Zeitgenössische Romantik, ein weiter Genrebegriff, der sowohl alles als auch nichts heißen kann. Leidenschaftliche Szenen zwischen zwei oder drei alternativ-hippen Millenials? Oder berührende Geschichten über Freundschaft und Liebe in Zeiten von Tinder und Ghosting? „Das Mädchen, das in der Metro las“ behandelt keines dieser Themen, spinnt keine prekäre Liebesgeschichte zwischen Juliette und einem Partner, sondern zwischen dem Mädchen in der Metro und den Büchern. Juliette sitzt in der Metro und beobachtet. Sie beobachtet den Mann mit dem grünen Hut, der jeden Tag einige Seiten aus seiner Enzyklopädie über Käfer liest, die Dame mit dem Kochbuch, die junge Frau mit dem Liebesroman. Dieses Beobachten scheint das interessanteste an ihrem durchschnittlichen Leben, bis sie eines Tages einige Stationen früher aussteigt.
Als Juliette sich dazu entschlossen hatte, auf die Stellenanzeige des kleinen Maklerbüros zu antworten, war dies noch mit einer bestimmten Vision geschehen. Menschen kennenzulernen und ihnen genau das behagliche Nest zu vermitteln, das sie zu diesem Zeitpunkt in ihrem Leben brauchen. Ein Nest „wo jene Träume sich entfalten konnten, wo Ängstliche wieder Vertrauen fassen, Deprimierte das Leben wieder in die Arme schließen würden, wo Kinder im Schutz vor den lebensbedohlichen und entwurzelnden Stürmen des Lebens aufwachsen“. Mit dem tristen Arbeitsalltag und den lieblosen Wohungsbesichtigungen hat dies alles wenig zu tun. So bleibt Juliette nur das Pendeln über 18 Pariser Stationen zwischen ihrer Singlewohnung und der Arbeit. Und das Beobachten der verschiedenen anonymen Fremden in der Metro, deren Vorliebe zu bestimmter Literatur sich als Abbild ihrer Persönlichkeiten spinnen lässt, zumindest in Gedanken. Bis Juliette eines tristen Februarmorgens früher aus dem Zug springt und den Büchern bis zu Soliman und seiner Tochter Zaïde folgt.

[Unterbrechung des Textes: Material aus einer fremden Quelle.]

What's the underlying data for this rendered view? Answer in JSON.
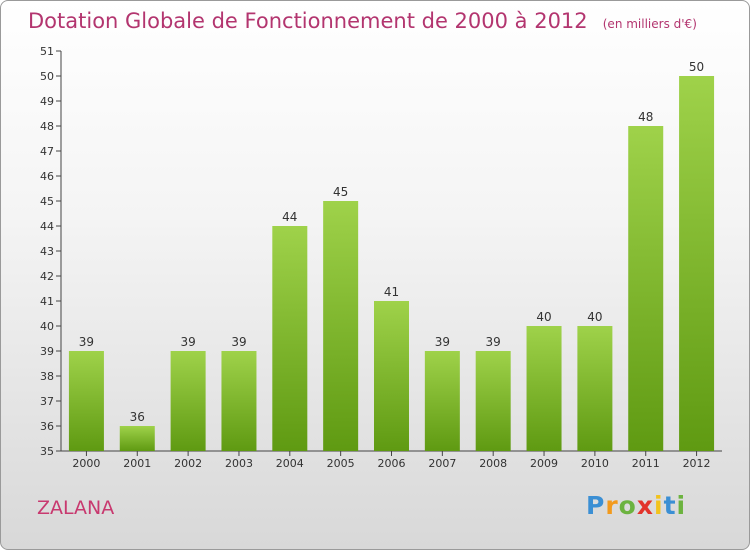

Wenn Bücher das Leben verändern
„Bücher ohne Grenzen“ steht auf dem emaillierten Türschild geschrieben, das verrostete Metalltor wird von einem Buch offengehalten. Auch im Haus begegnet Juliette Buchrücken an Buchrücken. Gestapelte Bücher, Bücher in Kisten, Bücher in Regalen, ganz wie bei ihr zuhause. Inmitten dieses staubigen Paradieses trifft sie Soliman, den verschrobenen, überaus sympathischen Hausbesitzer und neben dieser neuen Bekanntschaft auch alte Freunde, wie Zolas „Die Beute“, Tolstois „Krieg und Frieden“, Chrétien des Troyes „Der Karrenritter“ oder Thoreaus „Walden“. Ob sie ihr Glück als einer seiner Kuriere finden wolle, fragt der Mann mit den dunklen Augen. Nicht etwa ein Fahrradkurier, der Zeitungen oder Lebensmittel zum Käufer bringt, sondern ein ganz besonderer Kurier. Sie erhalten Bücher aus Solimans umfangreicher Sammlung und geben sie weiter, suchen einen Leser oder eine Leserin aus und beobachten den Rezipienten, bis der Kurier eine Vorstellung hat, welches exakte Buch der andere braucht. Juliette ist sich unsicher. Hat sie das nötige Feingefühl, um den Menschen anzusehen, welches Buch ihr Leben verändern kann und nach welchem sie sich sehnen, ohne es selbst zu wissen?
Literarische Liebeserklärung
Christine Féret-Fleurys Roman wartet nicht mit einer abenteuerlich verstrickten Handlung oder spannenden Plot-Twists auf, sondern erzählt eher leise, in kleinem Rahmen von der Macht der Bücher. Das Buch wird für Juliette und die Empfänger zu ebenjenem Nest, in dem die Suchenden die bitter nötige Geborgenheit finden, oder Rastlose den Anstoß, den sie brauchen, um ihr Leben umzukrempeln. Detaillierte, emotional gefärbte Beschreibungen und liebevolle Details wechseln sich ab mit einer kaum zuzuordnenden Distanz zur Erzählfigur. Wer einen Nachmittag investieren will, um über die Kraft eines Buches zu reflektieren, ist mit der kompakten, novellenartigen Geschichte gut beraten.